An assessment written by Jennifer Chang, senior vice president of sustainable finance credit at Moody’s Ratings, and Firas Saleh, director of North American flood modeling, assessed residential flood risk across the United States and found a large gap between insured and uninsured losses at the county level under different flood scenarios.
Moody’s ratings indicate that flood risk is becoming a growing credit concern for U.S. state and local governments due to more frequent and severe weather events, continued development in affected areas, and relatively low levels of insurance coverage.
Moody’s Ratings uses the Moody’s RMS US Inland Flood HD model to assess potential uninsured losses through 2050 under a 100-year flood scenario, a more severe 500-year event, and a 100-year flood scenario under a moderate discharge pathway.
The analysis assumes insurance coverage and flood protection remain unchanged, meaning the results reflect existing structural risks rather than expected realized losses.
It compares the replacement value of residential properties affected by flooding to the replacement value of residential properties covered by the National Flood Insurance Program, which covers river, surface water and coastal flooding, and identifies where uninsured risk is most concentrated.
Moody’s found an ongoing mismatch between expanding flood risks and insurance coverage. The potential loss to uninsured residences under a 100-year event is estimated to be approximately $375 billion, with an overall coverage gap of 65%.
While most counties in the United States are at some risk, most counties face relatively small potential uninsured losses of $150 million or less, with higher concentrations of more than $5 billion occurring primarily in Florida, Louisiana, South Carolina, and Texas. About 90% of counties have some degree of flood risk, but the scale of losses varies widely.
Moody’s estimates that in a 1-in-500-year scenario, uninsured losses could exceed $1 trillion, with coverage gaps exceeding 70% and high-loss counties expanding into 11 additional states beyond traditional coastal hotspots.
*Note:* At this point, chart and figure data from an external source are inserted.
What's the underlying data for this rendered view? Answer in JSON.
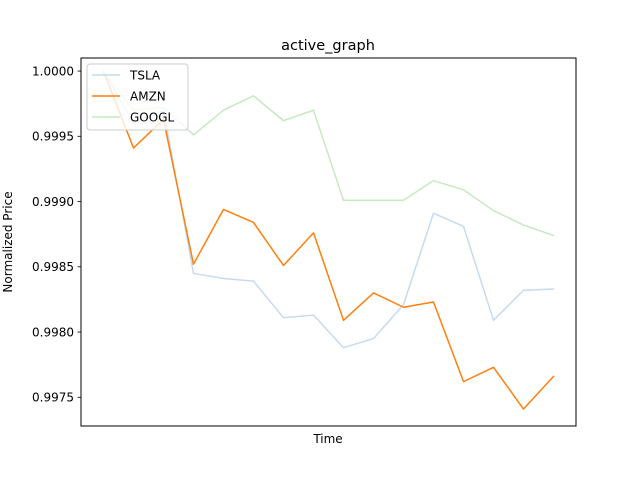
{
  "chart_data": {
    "type": "line",
    "title": "active_graph",
    "xlabel": "Time",
    "ylabel": "Normalized Price",
    "x": [
      0,
      1,
      2,
      3,
      4,
      5,
      6,
      7,
      8,
      9,
      10,
      11,
      12,
      13,
      14,
      15
    ],
    "ylim": [
      0.99728,
      1.0001
    ],
    "yticks": [
      0.9975,
      0.998,
      0.9985,
      0.999,
      0.9995,
      1.0
    ],
    "ytick_labels": [
      "0.9975",
      "0.9980",
      "0.9985",
      "0.9990",
      "0.9995",
      "1.0000"
    ],
    "grid": false,
    "legend_position": "top-left",
    "series": [
      {
        "name": "TSLA",
        "color": "#c6dbef",
        "values": [
          1.0,
          0.9996,
          0.9997,
          0.99845,
          0.99841,
          0.99839,
          0.99811,
          0.99813,
          0.99788,
          0.99795,
          0.99821,
          0.99891,
          0.99881,
          0.99809,
          0.99832,
          0.99833
        ]
      },
      {
        "name": "AMZN",
        "color": "#ff7f0e",
        "values": [
          1.0,
          0.99941,
          0.99963,
          0.99852,
          0.99894,
          0.99884,
          0.99851,
          0.99876,
          0.99809,
          0.9983,
          0.99819,
          0.99823,
          0.99762,
          0.99773,
          0.99741,
          0.99766
        ]
      },
      {
        "name": "GOOGL",
        "color": "#c7e9c0",
        "values": [
          1.0,
          0.9997,
          0.99972,
          0.99951,
          0.9997,
          0.99981,
          0.99962,
          0.9997,
          0.99901,
          0.99901,
          0.99901,
          0.99916,
          0.99909,
          0.99893,
          0.99882,
          0.99874
        ]
      }
    ]
  }
}
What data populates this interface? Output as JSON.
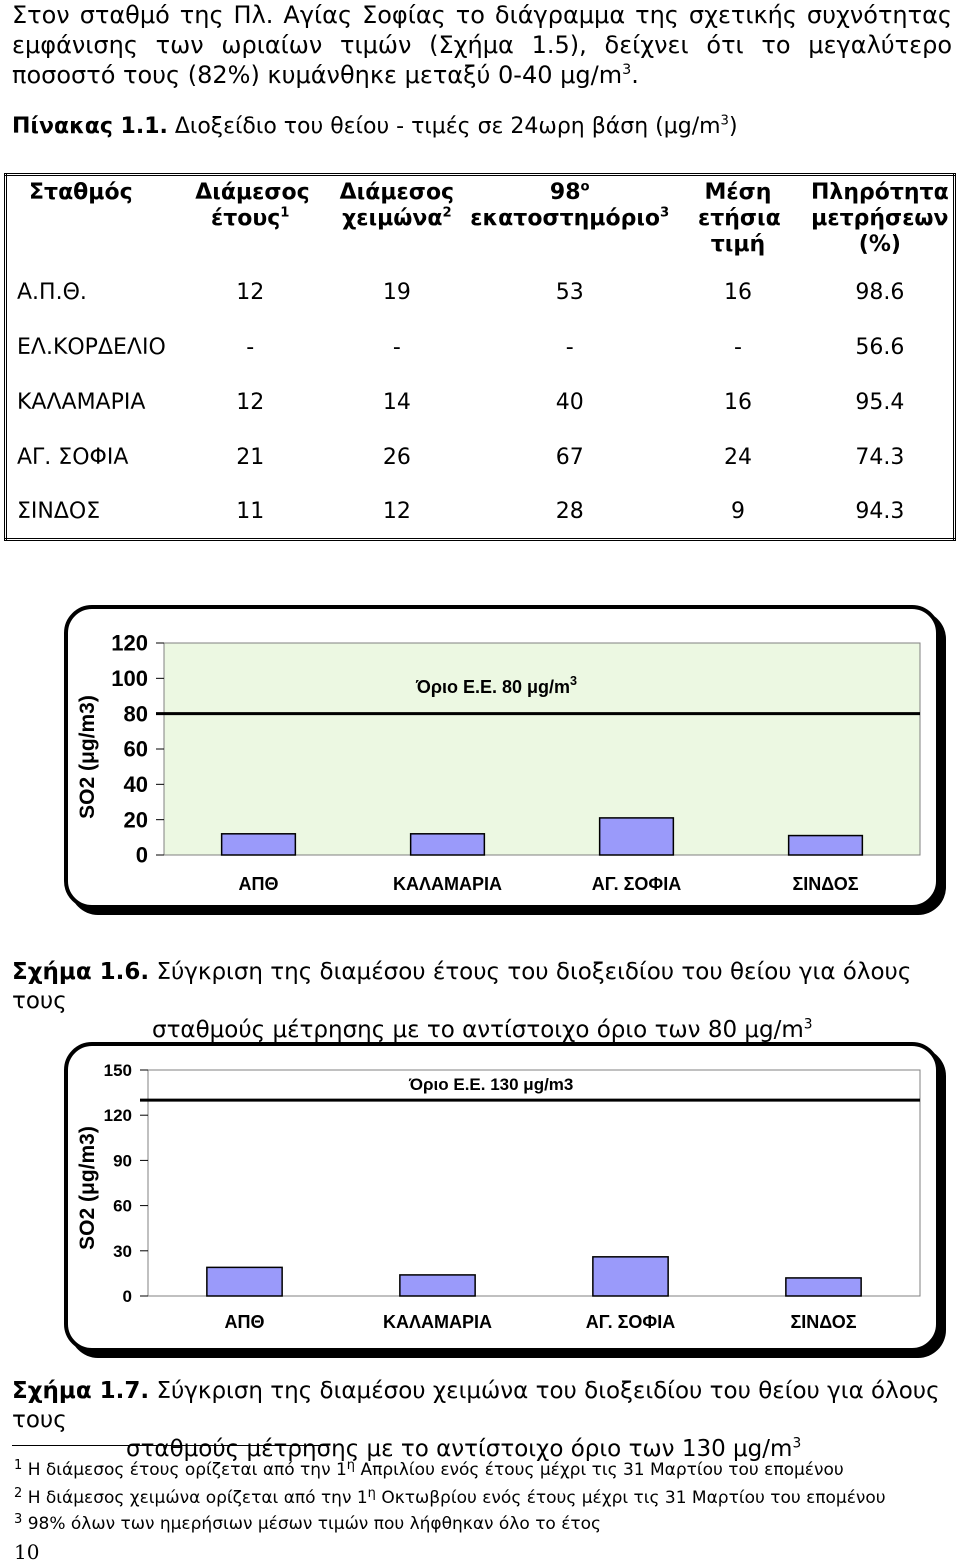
{
  "intro": {
    "line1": "Στον σταθμό της Πλ. Αγίας Σοφίας το διάγραμμα της σχετικής συχνότητας",
    "line2": "εμφάνισης των ωριαίων τιμών (Σχήμα 1.5), δείχνει ότι το μεγαλύτερο",
    "line3a": "ποσοστό τους (82%) κυμάνθηκε μεταξύ 0-40 μg/m",
    "line3sup": "3",
    "line3b": "."
  },
  "table_title": {
    "label": "Πίνακας 1.1.",
    "text_a": " Διοξείδιο του θείου - τιμές σε 24ωρη βάση (μg/m",
    "text_sup": "3",
    "text_b": ")"
  },
  "table": {
    "headers": {
      "station": "Σταθμός",
      "annual_median": "Διάμεσος έτους",
      "annual_median_note": "1",
      "winter_median": "Διάμεσος χειμώνα",
      "winter_median_note": "2",
      "percentile_98": "98",
      "percentile_98_sup": "ο",
      "percentile_98_text": "εκατοστημόριο",
      "percentile_98_note": "3",
      "annual_mean": "Μέση ετήσια τιμή",
      "completeness": "Πληρότητα μετρήσεων (%)"
    },
    "rows": [
      [
        "Α.Π.Θ.",
        "12",
        "19",
        "53",
        "16",
        "98.6"
      ],
      [
        "ΕΛ.ΚΟΡΔΕΛΙΟ",
        "-",
        "-",
        "-",
        "-",
        "56.6"
      ],
      [
        "ΚΑΛΑΜΑΡΙΑ",
        "12",
        "14",
        "40",
        "16",
        "95.4"
      ],
      [
        "ΑΓ. ΣΟΦΙΑ",
        "21",
        "26",
        "67",
        "24",
        "74.3"
      ],
      [
        "ΣΙΝΔΟΣ",
        "11",
        "12",
        "28",
        "9",
        "94.3"
      ]
    ]
  },
  "chart_data": [
    {
      "type": "bar",
      "categories": [
        "ΑΠΘ",
        "ΚΑΛΑΜΑΡΙΑ",
        "ΑΓ. ΣΟΦΙΑ",
        "ΣΙΝΔΟΣ"
      ],
      "values": [
        12,
        12,
        21,
        11
      ],
      "ylabel": "SO2 (μg/m3)",
      "ylim": [
        0,
        120
      ],
      "yticks": [
        "0",
        "20",
        "40",
        "60",
        "80",
        "100",
        "120"
      ],
      "limit_value": 80,
      "limit_label": "Όριο Ε.Ε. 80 μg/m",
      "limit_label_sup": "3",
      "plot_color": "#ecf8e2",
      "bar_color": "#9a9afa",
      "grid": false
    },
    {
      "type": "bar",
      "categories": [
        "ΑΠΘ",
        "ΚΑΛΑΜΑΡΙΑ",
        "ΑΓ. ΣΟΦΙΑ",
        "ΣΙΝΔΟΣ"
      ],
      "values": [
        19,
        14,
        26,
        12
      ],
      "ylabel": "SO2 (μg/m3)",
      "ylim": [
        0,
        150
      ],
      "yticks": [
        "0",
        "30",
        "60",
        "90",
        "120",
        "150"
      ],
      "limit_value": 130,
      "limit_label": "Όριο Ε.Ε. 130 μg/m3",
      "plot_color": "#ffffff",
      "bar_color": "#9a9afa",
      "grid": false
    }
  ],
  "captions": {
    "fig6_label": "Σχήμα 1.6.",
    "fig6_line1": " Σύγκριση της διαμέσου έτους του διοξειδίου του θείου για όλους τους",
    "fig6_line2a": "σταθμούς μέτρησης με το αντίστοιχο όριο των 80 μg/m",
    "fig6_line2sup": "3",
    "fig7_label": "Σχήμα 1.7.",
    "fig7_line1": " Σύγκριση της διαμέσου χειμώνα του διοξειδίου του θείου για όλους τους",
    "fig7_line2a": "σταθμούς μέτρησης με το αντίστοιχο όριο των 130 μg/m",
    "fig7_line2sup": "3"
  },
  "footnotes": [
    {
      "num": "1",
      "text_a": "Η διάμεσος έτους ορίζεται από την 1",
      "sup": "η",
      "text_b": " Απριλίου ενός έτους μέχρι τις 31 Μαρτίου του επομένου"
    },
    {
      "num": "2",
      "text_a": "Η διάμεσος χειμώνα ορίζεται από την 1",
      "sup": "η",
      "text_b": " Οκτωβρίου ενός έτους μέχρι τις 31 Μαρτίου του επομένου"
    },
    {
      "num": "3",
      "text_a": "98% όλων των ημερήσιων  μέσων τιμών που λήφθηκαν όλο το έτος",
      "sup": "",
      "text_b": ""
    }
  ],
  "page_number": "10"
}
Under the 2050 medium emissions scenario, uninsured losses would increase by approximately 25% to approximately $472 billion, with high-risk exposures further expanding geographically to include New Jersey.
Moody’s also highlighted that severe rainfall events in recent years have shown that actual flooding may exceed historical expectations and cause uninsured losses even in areas that do not typically present high flood risk.
While coverage gap percentages indicate vulnerability, the report emphasizes that the fiscal impact ultimately depends on the sheer scale of losses and the ability of counties and states to absorb the shock through federal support, reserves, insurance spending and governance frameworks.
Overall, Moody’s Ratings concludes that flood risk is widespread but unevenly insured across the United States, leaving many local governments exposed to significant potential uninsured losses that could increase fiscal pressures unless addressed through increased insurance use or enhanced resilience investments.